Mutational analysis has identified a series of single amino acids that are critical for GPCRs to properly recognize their G-protein. Residues at the junction of the third intracellular loop and the cell membrane, and amino acids in the second intracellular loop have been so identified. Similarly, mutational analysis has revealed some of the amino acid residues in GPCRs generally required for them to efficiently couple with and activate their G-proteins. For example, when researchers replaced an arginine amino acid residue with a different amino acid, it virtually abolishes G-protein-coupling. Thus, this arginine is seen as critical for G-protein coupling. Most GPCRs contain a stretch of charged residues in a portion of the third intracellular loop. One or more positively charged residues within this motif are critical for efficient G-protein activation.

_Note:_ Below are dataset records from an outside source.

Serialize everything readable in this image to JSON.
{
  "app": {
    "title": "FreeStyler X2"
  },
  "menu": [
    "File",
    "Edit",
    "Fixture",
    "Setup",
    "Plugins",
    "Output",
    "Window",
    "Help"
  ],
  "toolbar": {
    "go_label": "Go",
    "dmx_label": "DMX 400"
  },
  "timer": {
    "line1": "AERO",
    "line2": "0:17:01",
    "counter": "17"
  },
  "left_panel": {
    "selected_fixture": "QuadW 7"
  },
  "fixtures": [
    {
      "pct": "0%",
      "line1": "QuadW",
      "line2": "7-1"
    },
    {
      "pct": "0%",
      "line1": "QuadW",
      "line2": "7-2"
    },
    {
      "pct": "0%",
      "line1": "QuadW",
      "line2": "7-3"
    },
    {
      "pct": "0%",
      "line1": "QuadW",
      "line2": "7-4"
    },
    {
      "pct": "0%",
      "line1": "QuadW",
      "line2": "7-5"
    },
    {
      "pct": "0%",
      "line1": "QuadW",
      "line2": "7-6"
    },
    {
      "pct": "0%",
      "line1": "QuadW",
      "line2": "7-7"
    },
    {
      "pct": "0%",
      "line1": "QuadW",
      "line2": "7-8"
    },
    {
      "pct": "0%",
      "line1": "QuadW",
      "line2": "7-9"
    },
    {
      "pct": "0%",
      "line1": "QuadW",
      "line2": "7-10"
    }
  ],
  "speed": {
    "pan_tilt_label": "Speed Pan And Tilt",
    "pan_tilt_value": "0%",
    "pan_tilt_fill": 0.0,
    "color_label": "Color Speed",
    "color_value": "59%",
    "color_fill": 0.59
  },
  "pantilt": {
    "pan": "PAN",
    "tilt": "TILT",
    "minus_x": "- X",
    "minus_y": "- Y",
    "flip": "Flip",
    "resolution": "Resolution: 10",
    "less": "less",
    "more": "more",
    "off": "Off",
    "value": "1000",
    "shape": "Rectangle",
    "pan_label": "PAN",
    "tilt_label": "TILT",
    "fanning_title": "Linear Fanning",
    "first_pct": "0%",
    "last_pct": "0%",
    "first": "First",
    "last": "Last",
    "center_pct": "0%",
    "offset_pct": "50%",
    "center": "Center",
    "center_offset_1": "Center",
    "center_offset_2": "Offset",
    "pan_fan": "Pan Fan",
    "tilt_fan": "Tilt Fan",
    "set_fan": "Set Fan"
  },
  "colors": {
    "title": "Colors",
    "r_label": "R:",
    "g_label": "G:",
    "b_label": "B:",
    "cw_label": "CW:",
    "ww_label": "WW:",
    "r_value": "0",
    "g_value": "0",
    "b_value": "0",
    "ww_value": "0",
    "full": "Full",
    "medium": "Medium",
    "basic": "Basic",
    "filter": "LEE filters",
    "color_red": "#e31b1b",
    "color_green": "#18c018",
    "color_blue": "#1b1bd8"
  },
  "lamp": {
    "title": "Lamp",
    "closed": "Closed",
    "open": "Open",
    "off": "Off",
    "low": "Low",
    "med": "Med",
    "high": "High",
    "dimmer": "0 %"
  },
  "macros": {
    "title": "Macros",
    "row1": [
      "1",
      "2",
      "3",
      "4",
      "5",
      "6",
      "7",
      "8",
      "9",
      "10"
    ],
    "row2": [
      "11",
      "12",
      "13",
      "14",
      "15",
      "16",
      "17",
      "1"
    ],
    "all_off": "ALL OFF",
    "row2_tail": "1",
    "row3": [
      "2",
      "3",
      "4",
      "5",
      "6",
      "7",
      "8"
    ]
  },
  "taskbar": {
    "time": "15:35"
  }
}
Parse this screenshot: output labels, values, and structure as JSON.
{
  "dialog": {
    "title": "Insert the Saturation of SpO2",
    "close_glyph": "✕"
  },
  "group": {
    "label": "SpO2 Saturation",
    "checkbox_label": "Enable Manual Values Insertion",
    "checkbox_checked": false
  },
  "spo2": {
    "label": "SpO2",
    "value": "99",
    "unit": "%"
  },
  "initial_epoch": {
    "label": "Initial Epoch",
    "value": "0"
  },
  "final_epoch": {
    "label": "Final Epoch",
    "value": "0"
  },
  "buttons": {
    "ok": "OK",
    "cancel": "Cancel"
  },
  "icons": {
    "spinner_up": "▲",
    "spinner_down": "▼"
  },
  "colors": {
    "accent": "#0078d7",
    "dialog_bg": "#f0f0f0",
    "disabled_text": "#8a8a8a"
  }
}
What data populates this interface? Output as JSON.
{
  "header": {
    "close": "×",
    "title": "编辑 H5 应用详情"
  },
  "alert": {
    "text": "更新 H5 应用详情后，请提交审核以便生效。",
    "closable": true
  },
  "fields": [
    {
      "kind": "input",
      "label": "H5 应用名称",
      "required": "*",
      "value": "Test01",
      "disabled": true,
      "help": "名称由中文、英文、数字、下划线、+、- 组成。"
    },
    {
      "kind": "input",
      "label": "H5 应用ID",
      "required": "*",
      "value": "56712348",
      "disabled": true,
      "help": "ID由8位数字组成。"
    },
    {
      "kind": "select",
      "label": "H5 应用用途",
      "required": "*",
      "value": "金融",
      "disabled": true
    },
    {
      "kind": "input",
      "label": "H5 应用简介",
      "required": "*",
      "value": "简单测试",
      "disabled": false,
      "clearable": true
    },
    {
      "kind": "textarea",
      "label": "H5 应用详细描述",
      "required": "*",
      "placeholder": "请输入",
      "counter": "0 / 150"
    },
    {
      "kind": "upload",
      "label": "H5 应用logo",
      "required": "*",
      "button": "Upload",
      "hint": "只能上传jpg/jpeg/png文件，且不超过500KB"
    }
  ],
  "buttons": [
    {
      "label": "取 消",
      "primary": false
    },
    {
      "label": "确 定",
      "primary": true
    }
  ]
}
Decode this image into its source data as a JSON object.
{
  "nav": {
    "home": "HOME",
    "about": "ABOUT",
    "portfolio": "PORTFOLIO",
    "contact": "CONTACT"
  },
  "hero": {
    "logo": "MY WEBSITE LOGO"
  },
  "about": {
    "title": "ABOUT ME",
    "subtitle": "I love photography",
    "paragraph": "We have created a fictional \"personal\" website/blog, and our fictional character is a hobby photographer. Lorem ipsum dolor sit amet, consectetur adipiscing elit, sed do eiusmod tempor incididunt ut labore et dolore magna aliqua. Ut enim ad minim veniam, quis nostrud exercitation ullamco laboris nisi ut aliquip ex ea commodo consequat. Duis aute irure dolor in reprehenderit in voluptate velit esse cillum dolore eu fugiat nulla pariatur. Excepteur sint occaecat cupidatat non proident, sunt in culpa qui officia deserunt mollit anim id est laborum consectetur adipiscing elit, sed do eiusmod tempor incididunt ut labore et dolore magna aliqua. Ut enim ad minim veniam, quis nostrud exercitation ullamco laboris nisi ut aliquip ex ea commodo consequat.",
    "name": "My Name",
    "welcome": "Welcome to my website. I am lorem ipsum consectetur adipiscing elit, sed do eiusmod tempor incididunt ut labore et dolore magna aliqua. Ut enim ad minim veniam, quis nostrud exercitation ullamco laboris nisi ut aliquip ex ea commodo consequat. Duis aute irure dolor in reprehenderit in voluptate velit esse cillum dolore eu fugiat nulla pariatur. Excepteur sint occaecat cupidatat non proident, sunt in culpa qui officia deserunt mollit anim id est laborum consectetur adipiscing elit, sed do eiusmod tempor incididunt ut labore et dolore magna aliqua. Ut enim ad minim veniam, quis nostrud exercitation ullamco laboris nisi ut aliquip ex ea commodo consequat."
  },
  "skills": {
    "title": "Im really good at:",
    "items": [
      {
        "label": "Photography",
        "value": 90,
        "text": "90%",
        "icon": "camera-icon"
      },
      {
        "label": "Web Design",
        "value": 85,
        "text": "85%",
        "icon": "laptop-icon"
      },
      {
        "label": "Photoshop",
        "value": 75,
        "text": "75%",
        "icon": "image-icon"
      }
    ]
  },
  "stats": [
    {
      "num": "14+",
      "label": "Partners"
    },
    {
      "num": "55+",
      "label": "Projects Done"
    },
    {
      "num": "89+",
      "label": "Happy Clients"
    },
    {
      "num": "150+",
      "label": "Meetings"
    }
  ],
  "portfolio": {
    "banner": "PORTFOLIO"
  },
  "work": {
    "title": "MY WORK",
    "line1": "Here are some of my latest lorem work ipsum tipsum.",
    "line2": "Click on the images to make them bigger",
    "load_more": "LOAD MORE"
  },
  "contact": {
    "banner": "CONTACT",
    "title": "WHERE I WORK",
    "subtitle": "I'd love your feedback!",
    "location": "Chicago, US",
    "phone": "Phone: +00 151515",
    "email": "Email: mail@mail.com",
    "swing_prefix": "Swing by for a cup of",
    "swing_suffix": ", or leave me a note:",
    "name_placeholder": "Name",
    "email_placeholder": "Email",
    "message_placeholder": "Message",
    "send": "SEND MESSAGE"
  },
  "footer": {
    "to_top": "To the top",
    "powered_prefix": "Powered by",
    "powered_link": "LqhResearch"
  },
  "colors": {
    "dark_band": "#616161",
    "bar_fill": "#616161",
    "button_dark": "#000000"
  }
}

Researchers are also looking into the portions of the G-protein and GPCR that come into contact with each other, but their work is hampered because they have not as yet identified the specific regions on the G-protein that are in contact with the various functionally critical receptor sites. Still, progress is being made. There is, for example, evidence indicating that the m2 muscarinic receptor requires a four-amino acid motif (valine, threonine, isoleucine, leucine) located at the junction of the third intracellular loop and the sixth transmembrane domain. Researchers speculate that this amino acid sequence becomes accessible to the carboxy-terminus of the alpha subunit of the Gi/o-protein upon m2 muscarinic receptor interaction. This interaction determines that the receptor will couple with this G-protein and then activate the G-protein. There is more evidence that suggests the beta and gamma subunits (they never separate from one another and are often referred to as the beta/gamma complex) also directly contact the receptor and that receptor/G-protein coupling selectivity may depend on all three subunits of the G-protein.
Further research might lead to effective therapeutic strategies of human diseases in which dysfunctions of distinct receptor/G-protein pairs are involved. For example, some mutations of the V2R gene result in V2Rs incapable of coupling with and activating its Gs protein. Because of this, AVP cannot get its signal through to the molecular sequence that leads to the kidneys being able to reabsorb body water flowing through the kidney collecting ducts. Thus, the kidneys cannot concentrate urine and their ability to maintain body water balance is impaired. This disorder is called nephrogenic diabetes insipidus (NDI). It is hoped that at some point genetic therapies will be developed to effectively treat or cure this disease and all others where receptor/G-protein interactions are involved.